Photon and Phonon Coherence to Enhance Photoluminescence by Magnetic Polarons in Mn-Doped Rb3Cd2Cl7 Perovskites

All-inorganic metal halide perovskite semiconductors have great potentials in lighting applications, but the effect of excitonic magnetic polarons (EMPs) in the transition metal (TM) ion-doped halide perovskites on their luminescence processes has not been extensively understood. Here, we have synthesized Mn2+-doped Rb3Cd2Cl7 perovskite powders with different doping amounts by a hydrothermal method. After Mn­(II) is doped, Rb3Cd2Cl7 gives strong emission, though the Rb3Cd2Cl7 powder itself does not emit light. This emission originates from the intrinsic self-trapped exciton (STE) formation enhanced by the ferromagnetic Mn–Mn pair with spin–spin coupling, that is, the magnetic polaron whose astonishing luminescence at 587 nm has a quantum yield up to 147%. Some shallow trapped centers below the conduction band out of high d levels by localized EMPs after photoexcitation are proven to add to this luminescence process.

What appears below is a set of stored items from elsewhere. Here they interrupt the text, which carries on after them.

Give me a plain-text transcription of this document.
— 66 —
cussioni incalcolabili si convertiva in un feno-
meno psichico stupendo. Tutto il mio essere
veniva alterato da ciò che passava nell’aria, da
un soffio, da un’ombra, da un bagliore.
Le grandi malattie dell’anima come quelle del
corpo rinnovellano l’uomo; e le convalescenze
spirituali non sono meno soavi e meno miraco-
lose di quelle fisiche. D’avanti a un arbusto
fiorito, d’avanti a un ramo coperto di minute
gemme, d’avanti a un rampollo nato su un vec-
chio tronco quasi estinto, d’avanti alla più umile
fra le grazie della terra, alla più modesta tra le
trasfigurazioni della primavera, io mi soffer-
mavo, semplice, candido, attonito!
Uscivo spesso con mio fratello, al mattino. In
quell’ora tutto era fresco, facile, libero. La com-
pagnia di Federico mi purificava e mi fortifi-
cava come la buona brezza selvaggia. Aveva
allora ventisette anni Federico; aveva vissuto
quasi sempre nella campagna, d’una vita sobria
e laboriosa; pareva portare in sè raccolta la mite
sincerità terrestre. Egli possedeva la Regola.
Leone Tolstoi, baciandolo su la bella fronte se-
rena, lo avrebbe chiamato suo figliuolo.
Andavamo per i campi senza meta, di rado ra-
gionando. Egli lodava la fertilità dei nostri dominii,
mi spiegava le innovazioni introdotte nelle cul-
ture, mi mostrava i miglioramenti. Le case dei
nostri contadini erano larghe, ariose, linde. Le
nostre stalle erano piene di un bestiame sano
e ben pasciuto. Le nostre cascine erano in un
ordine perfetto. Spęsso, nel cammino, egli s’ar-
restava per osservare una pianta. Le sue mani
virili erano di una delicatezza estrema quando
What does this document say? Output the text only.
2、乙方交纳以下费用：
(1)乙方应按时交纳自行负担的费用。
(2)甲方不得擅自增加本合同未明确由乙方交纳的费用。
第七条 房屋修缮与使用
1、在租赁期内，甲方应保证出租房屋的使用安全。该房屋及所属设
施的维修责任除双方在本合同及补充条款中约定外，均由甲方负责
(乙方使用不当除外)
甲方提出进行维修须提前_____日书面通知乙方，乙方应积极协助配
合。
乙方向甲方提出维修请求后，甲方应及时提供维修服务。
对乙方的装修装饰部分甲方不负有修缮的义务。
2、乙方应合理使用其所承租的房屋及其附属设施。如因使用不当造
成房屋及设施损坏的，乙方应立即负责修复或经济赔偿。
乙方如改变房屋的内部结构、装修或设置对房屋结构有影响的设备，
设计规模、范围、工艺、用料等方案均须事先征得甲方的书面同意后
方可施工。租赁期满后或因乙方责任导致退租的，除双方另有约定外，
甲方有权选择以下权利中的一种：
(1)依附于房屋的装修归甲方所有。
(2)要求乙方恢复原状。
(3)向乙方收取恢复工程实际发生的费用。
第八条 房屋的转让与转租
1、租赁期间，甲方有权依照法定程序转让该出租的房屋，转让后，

The thermoluminescence phenomenon with rising temperature proves that these shallow trapped carriers are present with phonon and multiphonon notation, and their efficient transfer to the conduction band and the STE state occurs via the electron–phonon coupling during photoexcitation. This compound provides a new way for TM-doped perovskite material design and applications for magneto-optical and display technology.